Встал возле окна, к свету, читал, сильно щурясь, но с ударениями на словах горчайших, а горчило от фамилий, означенных в том плаче:
– «Где теперь тот бесценный камень карбункул, блестящий, как светильник, который я носила в короне своей между жемчужинами, как малое солнце между звездами, – дом князей Острожских, который светил больше всех, других, блеском светлости старой веры своей? Где другие, также бесценные камни той короны, – славные дома русских князей, неоцененные сапфиры, бесценные алмазы: князья Слуцкие, Заславские, Збаржские, Вишневецкие, Чарторыйские, Пронские, Ружинские, Соломирецкие, Лукомские, Пузыны и другие бесчисленные, каких перечислять было бы долго? Где при них и другие неоцененные мои драгоценности? Знаю родовитые, славные, отважные, сильные и давние дома во всем мире известного доброй славой, могуществом и отвагой русского народа – Ходкевичи, Глебовичи, Кишки, Дорогостайские, Войны, Воловичи, Зеновичи, Пацы, Халецкие, Тышкевичи, Корсаки, Хребтовичи, Тризны, Горностаи, Мышки, Гойские, Семашки, Гулевичи, Ярмолинские, Чонгланские, Калиновские, Кердеи, Загоровские, Мелешки, Боговитины, Павловичи, Сосновские, Скумины, Потеи…»
Ртищев быстро прошел к ларцу и бросил в него грамоту.
– Все это были православные, славные, воистину древние русские роды. Ныне все они – католики, и только некоторые из них униаты… Иная жизнь прельстила – утонченное великолепие, иное платье – изысканное и шелковое, иные мысли – изощренные, без оглядки на пастырей… Случилось это не в наши дни. А все беды готовы на святейшего Никона взгромоздить.
– Те люди, что ты назвал, – из Малой России, – дал отповедь Неронов. – Никон на Малую Россию, на Киев молится больше, чем на свою Иверскую икону.

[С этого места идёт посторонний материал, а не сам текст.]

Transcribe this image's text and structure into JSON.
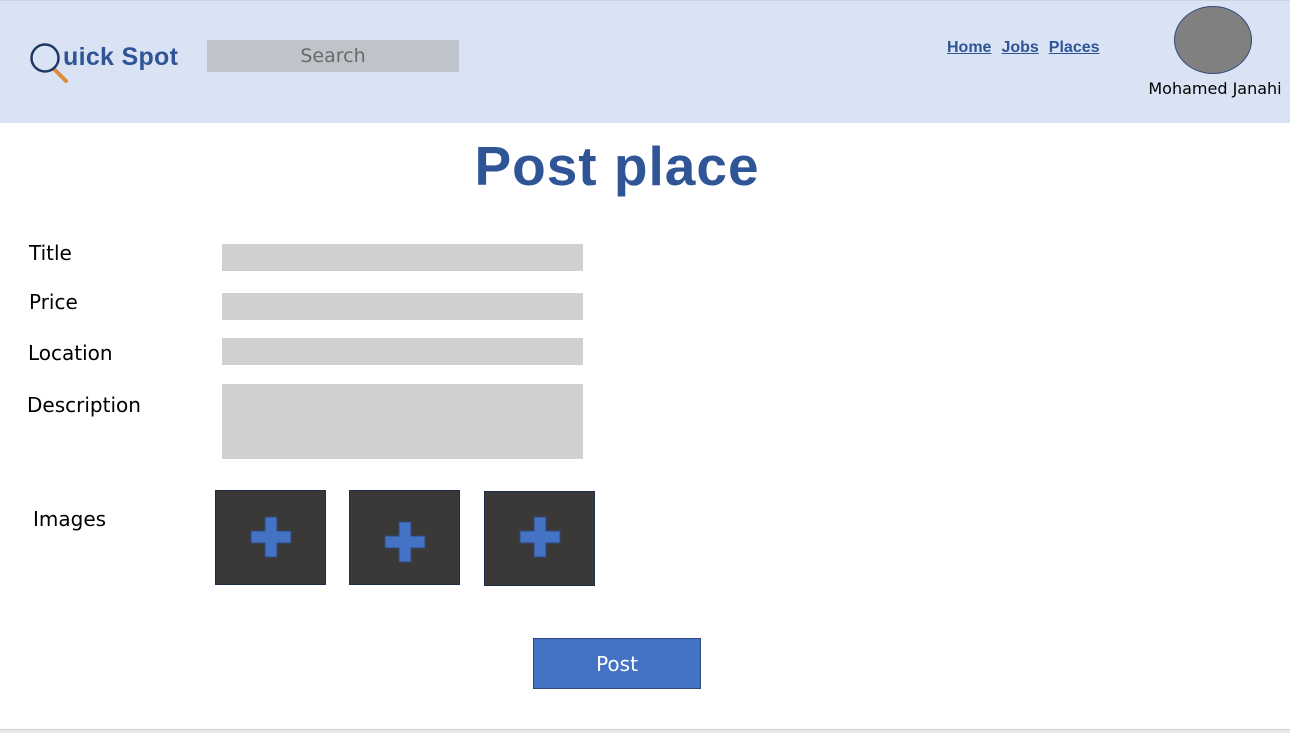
{
  "header": {
    "logo_text": "uick Spot",
    "logo_icon": "magnifier-icon",
    "search_placeholder": "Search",
    "nav": {
      "home": "Home",
      "jobs": "Jobs",
      "places": "Places"
    },
    "user_name": "Mohamed Janahi"
  },
  "main": {
    "title": "Post place",
    "fields": {
      "title_label": "Title",
      "price_label": "Price",
      "location_label": "Location",
      "description_label": "Description",
      "images_label": "Images"
    },
    "image_slot_icon": "plus-icon",
    "post_button": "Post"
  },
  "colors": {
    "header_bg": "#dae3f3",
    "brand": "#2f5597",
    "accent": "#4472c4",
    "input_bg": "#d0d0d0",
    "image_slot_bg": "#3b3838",
    "avatar": "#808080"
  }
}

– Антихрист! Антихрист! – вскричал Потемкин. – Иерусалим навострился на Русской земле строить. Иерусалим! Ему Христов Иерусалим мал и ненадобен. У него будет свой, великий, а он в том Новом Иерусалиме сядет, как вавилонская блудница.
– Нехорошо так говорить, – покачал головою Ртищев. – Я вас не перекричу, но так говорить – не добра желать. Чем вы тогда отличны от гонителей своих, коли сами такие же гонители? Христос не таков был, не тому учил.
На следующий день, 21 января, в день преподобного Евфимия Великого и преподобного Евфимия Сянженского, Вологодского, Неронов стоял в Успенском соборе всенощную. Служил Никон: шла неделя о блудном сыне. Царь Алексей Михайлович тоже был. Многие великие люди были. Борис Иванович Морозов, свояк царя, Илья Данилович Милославский – тесть, Семен Лукьянович Стрешнев – дядя по матери… Может, и неспроста собрались, знали, что пришел в Москву Кремень Правды старец Григорий.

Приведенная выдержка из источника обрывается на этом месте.